Bir çocuğun sınıfta öğrendiği “geri dö­nüşüm” dersi, Amazon’daki orman kesi­mini durdurmaz, Çin’in kömür tüketimini azaltmaz, Avrupa’nın atık ihracını engelle­mez. Ama işe yarar: çünkü sistemin değiş­mesi gerekmediğini hatırlatır. Yani, düzeni sorgulamak yerine, içinde iyi davranmayı öğrenen bir kuşak.

“Eleştirel düşünme” diyorlar, ama eleş­tiri müfredat dışı. “Ekolojik vatandaşlık” diyorlar, ama vatandaşlık kısmı sessiz harf. Aslında yetiştirdikleri yeni küresel insan tipi belli: İtaatkâr çevreci. Sistemi eleş­tirmeyen, ama içinde doğru davranan kişi. Yani neoliberalizmin çevre dostu versiyo­nu: politik eylem yerine kişisel etik.

Üstelik bu çevreci ahlak da sınıfsal bir ayrıcalık. Organik ürün almak, karbon ayak izi hesaplamak, yerel üreticiden alış­veriş yapmak... Bunları kim yapabiliyor? Şehirli orta sınıf ve yukarısı. Düşük gelir­li kesim zaten az tüketiyor; çünkü mecbur. Ama sürdürülebilirlik söylemi, yine onları hedefe koyuyor: “Bilinsiz tüketici”, “eğitil­mesi gereken kitle.” Yani yoksulluğu sor­gulamak yerine, onu “farkındalık atölye­si”ne dönüştürüyoruz. İroni şu: UNESCO belgeleri “sistem düşüncesi”nden bahsedi­yor, ama sistemin kendisine dokunmuyor. “Eleştirel düşünme”yi övüyor, ama eleşti­riyi geri dönüşümün sınırlarına hapsedi­yor. Mesaj net: Düzeni sorgulama.

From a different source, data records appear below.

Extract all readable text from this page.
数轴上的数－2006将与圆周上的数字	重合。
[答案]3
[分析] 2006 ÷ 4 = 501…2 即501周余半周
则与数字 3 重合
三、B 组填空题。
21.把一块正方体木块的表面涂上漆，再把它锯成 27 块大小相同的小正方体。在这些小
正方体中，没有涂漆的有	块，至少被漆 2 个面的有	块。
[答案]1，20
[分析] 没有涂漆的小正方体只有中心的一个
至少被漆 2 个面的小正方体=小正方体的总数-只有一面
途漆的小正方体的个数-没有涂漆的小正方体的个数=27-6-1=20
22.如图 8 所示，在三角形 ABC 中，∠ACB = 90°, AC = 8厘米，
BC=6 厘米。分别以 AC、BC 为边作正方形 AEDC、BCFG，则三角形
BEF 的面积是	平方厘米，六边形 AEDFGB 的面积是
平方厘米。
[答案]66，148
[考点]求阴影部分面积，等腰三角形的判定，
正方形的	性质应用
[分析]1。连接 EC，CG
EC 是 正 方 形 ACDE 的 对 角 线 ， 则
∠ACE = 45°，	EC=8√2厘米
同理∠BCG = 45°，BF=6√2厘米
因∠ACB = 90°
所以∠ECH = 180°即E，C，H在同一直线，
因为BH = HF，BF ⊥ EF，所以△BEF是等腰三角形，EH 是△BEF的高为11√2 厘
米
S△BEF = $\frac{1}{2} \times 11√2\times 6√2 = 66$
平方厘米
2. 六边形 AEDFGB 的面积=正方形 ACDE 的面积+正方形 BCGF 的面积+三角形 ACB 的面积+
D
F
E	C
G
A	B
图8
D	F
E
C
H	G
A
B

Sürdürülebilirliğin yeni putu: sorumlu tüketici

Gerçek sürdürülebilirlik, bireyin iyi niye­tine değil; ekonomik gücün yeniden dağıtıl­masına dayanır. Ama bu kelimeler –iktidar, yeniden dağıtım, sistem– ESD (Sürdürüle­bilir Kalkınma için Eğitim) sözlüğünde yok. Çünkü “davranış değişikliği” modeline sığ­maz. Davranışı değiştirirsin, düşünceyi de­ğil. Alışkanlığın yönünü çevirirsin, sistemin yönünü değil. Ve sistem tam da bunu ister: Sen tüketici olarak kal, ama “sorumlu” ol. Düzeni ayakta tut, ama “doğayı koru.” Hem pipetini değiştir hem de vicdanını rahatlat.

İşte sürdürülebilirliğin yeni putu bu: So­rumlu tüketici. Sorumlu ama etkisiz. Çün­kü en büyük çevre krizi, iklim değil; si­yasetsizleşme krizidir. Vatandaşı müş­teriye, politikayı tercihe, kolektif eylemi kişisel sorumluluğa dönüştüren bir çağda­yız. O yüzden çocuklara artık “daha az tü­ketmeyi” değil, “daha fazla sorgulamayı” öğretmenin zamanı geldi. Ne yediğini, ne giydiğini, ne harcadığını değil; kimin kazandı­ğını, kimin kaybettiğini sormalarının zamanı.